During the Second Sino-Japanese War, he retreated to Chongqing. After the war, he lived in solitude in Shanghai, creating art with intense dedication. During the Cultural Revolution, Lin suffered four years of unjust imprisonment, and his paintings were destroyed. In his later years, he settled in Hong Kong, dedicating the remainder of his life to his craft. Lin Fengmian wrote a rich chapter in the history of 20th-century Chinese art, mentoring giants such as Li Keran, Wu Guanzhong, Zao Wou-Ki, and Chu Teh-Chun. He is undeniably a grandmaster of his generation.
Style & Technique
Lin Fengmian pioneered the use of the square format for landscape painting, a departure from the traditional vertical or horizontal scrolls of Chinese landscape art. He had a particular fondness for depicting backlit scenery. In this work, he established a base with ink wash, layered with dots of red and yellow foliage, and added bright blues and deep purples around the mountains to create a backlit effect (contre-jour). Through this technique, he explored and reformed the relationship between color and light in Chinese painting, fusing Eastern and Western traditions.

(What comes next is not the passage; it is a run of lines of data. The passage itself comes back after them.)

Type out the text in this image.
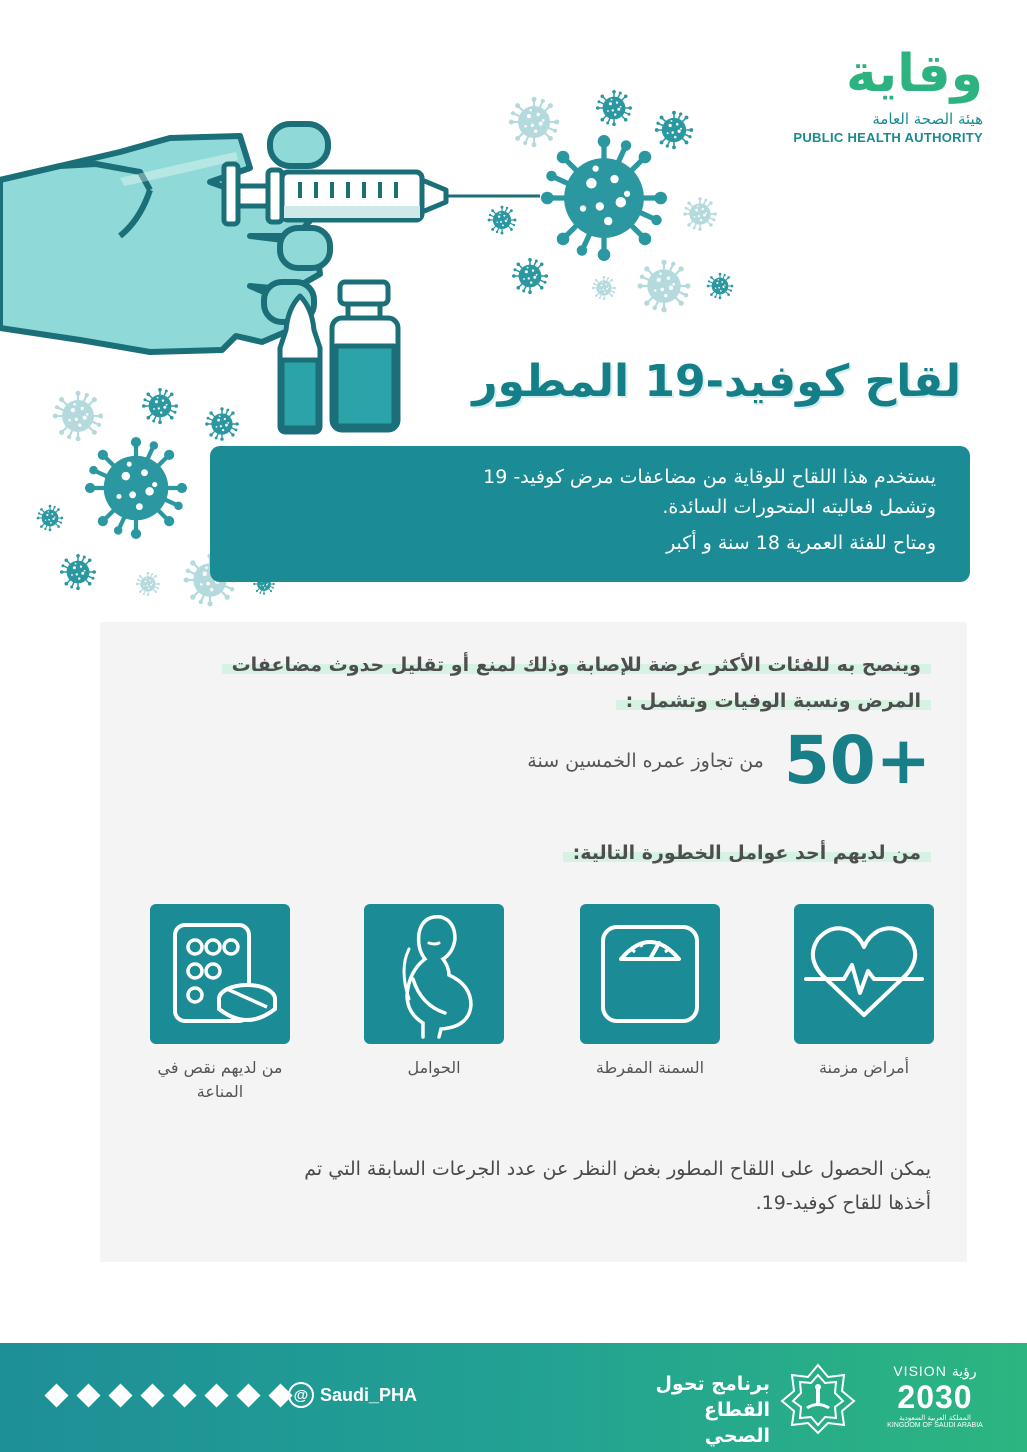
وقاية
هيئة الصحة العامة
PUBLIC HEALTH AUTHORITY
لقاح كوفيد-19 المطور

يستخدم هذا اللقاح للوقاية من مضاعفات مرض كوفيد- 19

وتشمل فعاليته المتحورات السائدة.

ومتاح للفئة العمرية 18 سنة و أكبر

وينصح به للفئات الأكثر عرضة للإصابة وذلك لمنع أو تقليل حدوث مضاعفات
المرض ونسبة الوفيات وتشمل :
50+
من تجاوز عمره الخمسين سنة
من لديهم أحد عوامل الخطورة التالية:
أمراض مزمنة
السمنة المفرطة
الحوامل
من لديهم نقص في المناعة
يمكن الحصول على اللقاح المطور بغض النظر عن عدد الجرعات السابقة التي تم
أخذها للقاح كوفيد-19.
@ Saudi_PHA	برنامج تحول
القطاع الصحي
VISION رؤية
2030
المملكة العربية السعودية
KINGDOM OF SAUDI ARABIA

This theme of autumn scenery largely stems from the artist’s trip to Tianping Mountain in Suzhou in the autumn of 1953. Following this trip, he told his students of his intention to create “New Landscapes.” From that point on, Lin Fengmian increasingly favored painting autumn scenes.

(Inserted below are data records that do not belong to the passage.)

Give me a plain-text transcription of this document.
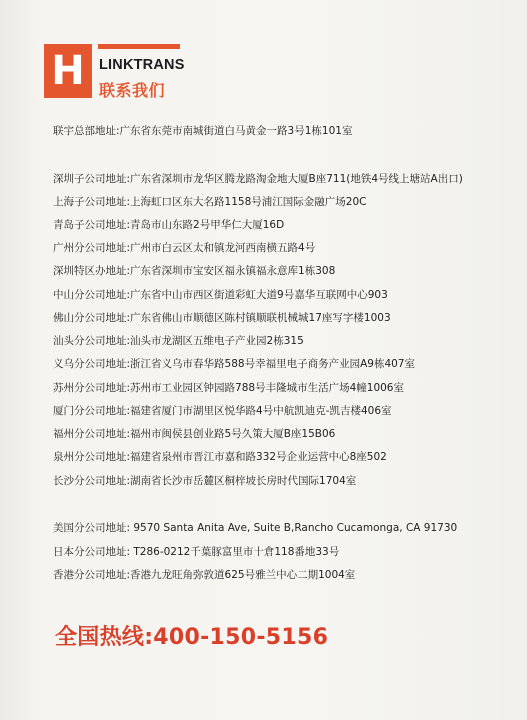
H LINKTRANS
联系我们
联宇总部地址:广东省东莞市南城街道白马黄金一路3号1栋101室
深圳子公司地址:广东省深圳市龙华区腾龙路淘金地大厦B座711(地铁4号线上塘站A出口)
上海子公司地址:上海虹口区东大名路1158号浦江国际金融广场20C
青岛子公司地址:青岛市山东路2号甲华仁大厦16D
广州分公司地址:广州市白云区太和镇龙河西南横五路4号
深圳特区办地址:广东省深圳市宝安区福永镇福永意库1栋308
中山分公司地址:广东省中山市西区街道彩虹大道9号嘉华互联网中心903
佛山分公司地址:广东省佛山市顺德区陈村镇顺联机械城17座写字楼1003
汕头分公司地址:汕头市龙湖区五维电子产业园2栋315
义乌分公司地址:浙江省义乌市春华路588号幸福里电子商务产业园A9栋407室
苏州分公司地址:苏州市工业园区钟园路788号丰隆城市生活广场4幢1006室
厦门分公司地址:福建省厦门市湖里区悦华路4号中航凯迪克-凯吉楼406室
福州分公司地址:福州市闽侯县创业路5号久策大厦B座15B06
泉州分公司地址:福建省泉州市晋江市嘉和路332号企业运营中心8座502
长沙分公司地址:湖南省长沙市岳麓区桐梓坡长房时代国际1704室
美国分公司地址: 9570 Santa Anita Ave, Suite B,Rancho Cucamonga, CA 91730
日本分公司地址: T286-0212千葉豚富里市十倉118番地33号
香港分公司地址:香港九龙旺角弥敦道625号雅兰中心二期1004室
全国热线:400-150-5156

This specific piece, Autumn Landscape, created after his move to Hong Kong, utilizes the square composition that best reflects the artist’s structural characteristics. It uses perspective to display farmhouses nestled in an autumn forest. However, the cautious and meticulous style seen in his works from the 1950s through the 1970s has vanished completely, replaced here by a realm of free, uninhibited color.